Along the path and through the woods is another animal you
can’t ever see anymore—a giant beaver. I
had to hang onto him to get him to stand still so George could take our
picture.
We followed the path to a building that looks like it’s not
finished yet, although my guess is that the yellow arches are supposed to
signify woolly mammoth tusks or scimitar cat teeth.
Just inside the door is a giant globe. I was standing there looking at it and a very
nice docent came over, asked if I’d like some information on what I was looking
at. I said yes and he started explaining
about The Last Great Ice Age. (I
could tell he was capitalizing and italicizing each word as he said it. He was really enthused about this museum and
his job!)
I didn’t stand in the right place to take the picture, but there’s
a land bridge between North America and Asia that remained uncovered by
glaciers during the Ice Age. This sub-continent of eastern Siberia, Alaska and
Yukon was named “Beringia”, after the Bering Sea. It was cold but didn’t get a lot of precipitation. Without precipitation you don’t get snow and
ice. Without snow and ice, animals can
live on the grassy tundra.
Skeletons of prehistoric mammals have been found all over
the area. The most impressive is the
woolly mammoth. I don't know if we're most impressed by big extinct animals because they're big or because they're extinct.
I don’t think I’d ever heard of the Giant Short-Faced Bear. He was bigger than a grizzly and probably
would have not have been impressed with bear spray.
The docent told us that some fossil bones of a big ground sloth had been sent to then VP Thomas Jefferson. The future president not only thought the old bones and claws were from a lion, but he didn't believe in species going extinct and thought these critters were still wandering around the continent. When he sent Louis & Clark out exploring in 1802, he asked them specifically to look for live animals. The docent credits the Jefferson's ground sloth with the expansion of the US. I don't know if that's valid, but Lewis & Clark probably weren't looking forward to dealing with an animal this size, one who probably didn't move as slowly as today's smaller sloths who didn't make it onto the Extinct List.

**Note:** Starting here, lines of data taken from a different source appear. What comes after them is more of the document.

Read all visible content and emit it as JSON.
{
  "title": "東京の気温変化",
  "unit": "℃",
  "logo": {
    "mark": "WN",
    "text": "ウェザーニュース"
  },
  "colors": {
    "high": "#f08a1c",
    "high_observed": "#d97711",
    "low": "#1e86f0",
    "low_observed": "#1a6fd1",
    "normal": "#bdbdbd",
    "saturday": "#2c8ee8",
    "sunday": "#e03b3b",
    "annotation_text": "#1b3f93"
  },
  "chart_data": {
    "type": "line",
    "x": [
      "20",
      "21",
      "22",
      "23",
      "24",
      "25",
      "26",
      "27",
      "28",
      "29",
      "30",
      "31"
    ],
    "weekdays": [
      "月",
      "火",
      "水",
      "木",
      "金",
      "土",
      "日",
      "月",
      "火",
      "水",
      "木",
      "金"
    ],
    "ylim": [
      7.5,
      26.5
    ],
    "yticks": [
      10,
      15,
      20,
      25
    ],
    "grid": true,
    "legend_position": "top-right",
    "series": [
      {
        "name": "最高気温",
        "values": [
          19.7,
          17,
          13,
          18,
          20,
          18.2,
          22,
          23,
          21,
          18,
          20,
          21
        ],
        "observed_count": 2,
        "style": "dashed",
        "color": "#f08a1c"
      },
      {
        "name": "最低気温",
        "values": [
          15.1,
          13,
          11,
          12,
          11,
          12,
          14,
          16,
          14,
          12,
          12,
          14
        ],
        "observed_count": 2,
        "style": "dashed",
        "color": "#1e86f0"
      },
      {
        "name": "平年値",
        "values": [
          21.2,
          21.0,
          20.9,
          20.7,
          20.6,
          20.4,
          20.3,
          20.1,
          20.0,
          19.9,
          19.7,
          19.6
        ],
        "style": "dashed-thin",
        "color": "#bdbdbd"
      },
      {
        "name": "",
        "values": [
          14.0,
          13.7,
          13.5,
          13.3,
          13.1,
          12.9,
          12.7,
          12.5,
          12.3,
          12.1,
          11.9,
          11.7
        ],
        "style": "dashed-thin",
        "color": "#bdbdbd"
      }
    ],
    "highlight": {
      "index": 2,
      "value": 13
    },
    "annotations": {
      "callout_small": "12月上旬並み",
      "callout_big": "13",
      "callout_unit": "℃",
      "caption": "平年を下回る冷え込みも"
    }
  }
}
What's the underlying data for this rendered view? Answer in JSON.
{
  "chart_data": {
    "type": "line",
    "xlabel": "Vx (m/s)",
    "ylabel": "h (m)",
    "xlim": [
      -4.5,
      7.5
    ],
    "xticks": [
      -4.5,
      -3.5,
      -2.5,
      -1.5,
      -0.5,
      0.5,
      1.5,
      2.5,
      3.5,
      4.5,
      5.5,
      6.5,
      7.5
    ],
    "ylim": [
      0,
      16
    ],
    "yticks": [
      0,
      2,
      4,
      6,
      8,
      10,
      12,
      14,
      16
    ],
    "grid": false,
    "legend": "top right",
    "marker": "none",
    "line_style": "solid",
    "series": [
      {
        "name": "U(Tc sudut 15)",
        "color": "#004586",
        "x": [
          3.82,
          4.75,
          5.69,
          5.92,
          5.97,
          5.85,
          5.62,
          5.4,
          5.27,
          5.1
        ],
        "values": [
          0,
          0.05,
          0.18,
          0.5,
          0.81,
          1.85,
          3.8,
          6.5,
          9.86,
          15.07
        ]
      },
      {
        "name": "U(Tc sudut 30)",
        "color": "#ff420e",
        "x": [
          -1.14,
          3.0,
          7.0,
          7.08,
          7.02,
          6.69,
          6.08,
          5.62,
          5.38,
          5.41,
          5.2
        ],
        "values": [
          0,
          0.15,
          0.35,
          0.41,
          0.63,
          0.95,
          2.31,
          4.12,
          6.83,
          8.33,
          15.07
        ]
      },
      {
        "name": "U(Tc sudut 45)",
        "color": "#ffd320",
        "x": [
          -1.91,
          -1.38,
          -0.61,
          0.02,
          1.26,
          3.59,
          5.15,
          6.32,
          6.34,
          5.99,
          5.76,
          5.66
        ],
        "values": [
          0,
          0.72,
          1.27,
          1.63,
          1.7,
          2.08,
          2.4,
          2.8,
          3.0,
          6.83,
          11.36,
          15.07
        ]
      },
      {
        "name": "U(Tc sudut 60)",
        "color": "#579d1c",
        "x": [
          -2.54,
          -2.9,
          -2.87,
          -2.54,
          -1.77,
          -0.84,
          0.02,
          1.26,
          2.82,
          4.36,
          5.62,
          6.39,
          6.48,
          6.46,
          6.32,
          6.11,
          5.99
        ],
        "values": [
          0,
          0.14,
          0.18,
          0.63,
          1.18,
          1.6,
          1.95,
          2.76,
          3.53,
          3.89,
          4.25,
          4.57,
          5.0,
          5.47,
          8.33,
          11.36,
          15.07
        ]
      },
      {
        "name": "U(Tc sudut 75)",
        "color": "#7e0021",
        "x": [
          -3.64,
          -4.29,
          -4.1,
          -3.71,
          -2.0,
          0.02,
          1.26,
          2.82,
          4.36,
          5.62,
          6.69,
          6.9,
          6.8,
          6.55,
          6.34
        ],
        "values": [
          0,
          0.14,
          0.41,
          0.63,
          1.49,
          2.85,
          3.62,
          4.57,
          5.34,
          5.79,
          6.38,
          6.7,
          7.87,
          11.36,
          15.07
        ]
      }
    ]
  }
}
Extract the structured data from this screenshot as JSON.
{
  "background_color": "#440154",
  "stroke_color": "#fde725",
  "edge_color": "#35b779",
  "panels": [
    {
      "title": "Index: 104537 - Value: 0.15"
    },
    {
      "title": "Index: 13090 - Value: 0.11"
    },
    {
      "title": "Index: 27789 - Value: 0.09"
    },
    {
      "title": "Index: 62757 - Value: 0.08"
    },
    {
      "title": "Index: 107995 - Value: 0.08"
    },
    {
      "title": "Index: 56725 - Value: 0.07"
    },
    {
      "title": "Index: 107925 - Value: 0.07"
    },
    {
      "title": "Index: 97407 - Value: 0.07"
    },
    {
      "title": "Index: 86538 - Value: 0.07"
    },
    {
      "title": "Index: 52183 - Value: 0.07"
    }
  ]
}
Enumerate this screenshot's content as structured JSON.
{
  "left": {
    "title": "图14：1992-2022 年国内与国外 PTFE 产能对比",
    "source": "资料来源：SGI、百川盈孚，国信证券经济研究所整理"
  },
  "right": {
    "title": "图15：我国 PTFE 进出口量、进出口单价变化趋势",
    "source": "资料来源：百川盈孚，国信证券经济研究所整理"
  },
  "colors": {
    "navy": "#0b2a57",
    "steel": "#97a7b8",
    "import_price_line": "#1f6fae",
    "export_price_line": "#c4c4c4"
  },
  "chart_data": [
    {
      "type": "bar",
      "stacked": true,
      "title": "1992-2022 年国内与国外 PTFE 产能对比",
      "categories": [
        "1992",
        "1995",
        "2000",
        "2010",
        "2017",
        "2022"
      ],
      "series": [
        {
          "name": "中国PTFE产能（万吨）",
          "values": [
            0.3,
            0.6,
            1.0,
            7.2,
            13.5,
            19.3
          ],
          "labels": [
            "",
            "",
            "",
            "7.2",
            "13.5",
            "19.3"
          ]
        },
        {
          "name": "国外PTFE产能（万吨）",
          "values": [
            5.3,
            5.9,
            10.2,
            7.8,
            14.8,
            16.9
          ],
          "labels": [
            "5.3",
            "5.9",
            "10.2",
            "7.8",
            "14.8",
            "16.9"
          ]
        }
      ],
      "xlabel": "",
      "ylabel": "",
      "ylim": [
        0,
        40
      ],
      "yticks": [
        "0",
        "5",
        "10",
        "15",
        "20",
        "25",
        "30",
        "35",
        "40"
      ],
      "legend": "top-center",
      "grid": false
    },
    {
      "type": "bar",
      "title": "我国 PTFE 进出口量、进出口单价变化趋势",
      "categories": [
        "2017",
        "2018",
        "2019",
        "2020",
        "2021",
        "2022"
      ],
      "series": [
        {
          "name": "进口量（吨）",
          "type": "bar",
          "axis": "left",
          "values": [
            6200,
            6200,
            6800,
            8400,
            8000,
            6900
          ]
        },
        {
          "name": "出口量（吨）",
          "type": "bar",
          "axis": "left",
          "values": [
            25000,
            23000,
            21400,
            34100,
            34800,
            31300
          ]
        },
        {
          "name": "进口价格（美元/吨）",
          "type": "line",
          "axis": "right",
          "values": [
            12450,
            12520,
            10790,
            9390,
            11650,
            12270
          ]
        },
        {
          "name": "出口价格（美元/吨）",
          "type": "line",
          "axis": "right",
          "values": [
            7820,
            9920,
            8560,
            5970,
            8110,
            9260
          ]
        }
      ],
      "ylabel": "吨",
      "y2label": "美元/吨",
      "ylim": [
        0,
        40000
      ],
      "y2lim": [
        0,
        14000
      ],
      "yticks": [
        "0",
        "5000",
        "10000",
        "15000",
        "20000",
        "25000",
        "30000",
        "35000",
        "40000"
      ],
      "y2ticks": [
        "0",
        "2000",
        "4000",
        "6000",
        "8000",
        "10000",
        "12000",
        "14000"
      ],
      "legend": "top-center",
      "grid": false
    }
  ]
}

Beringia didn't have saber-tooth tigers. The region's big cat is called a "Scimitar Cat". They mounted the bones, and then reconstructed what they think he might have looked like. I think paleontologists have finally admitted that they haven’t a clue whether the big cats had stripes. This one seems to have both--as well as very large teeth.
We watched a video—but I think I would have enjoyed talking
to the docent longer. We had talked about other fossil beds we'd seen during our travels. He was excited that we'd been to Idaho and actually seen a Hagerman horse fossil.
I really enjoyed this museum—although I think we missed a section. The brochure I picked up said there were frozen ice-age carcasses
uncovered by gold miners, and there were exhibits of paleontologists’ work in
northern Yukon. I don’t remember seeing
any of that so I would go again, but George probably won’t want
to when we go back through Whitehorse.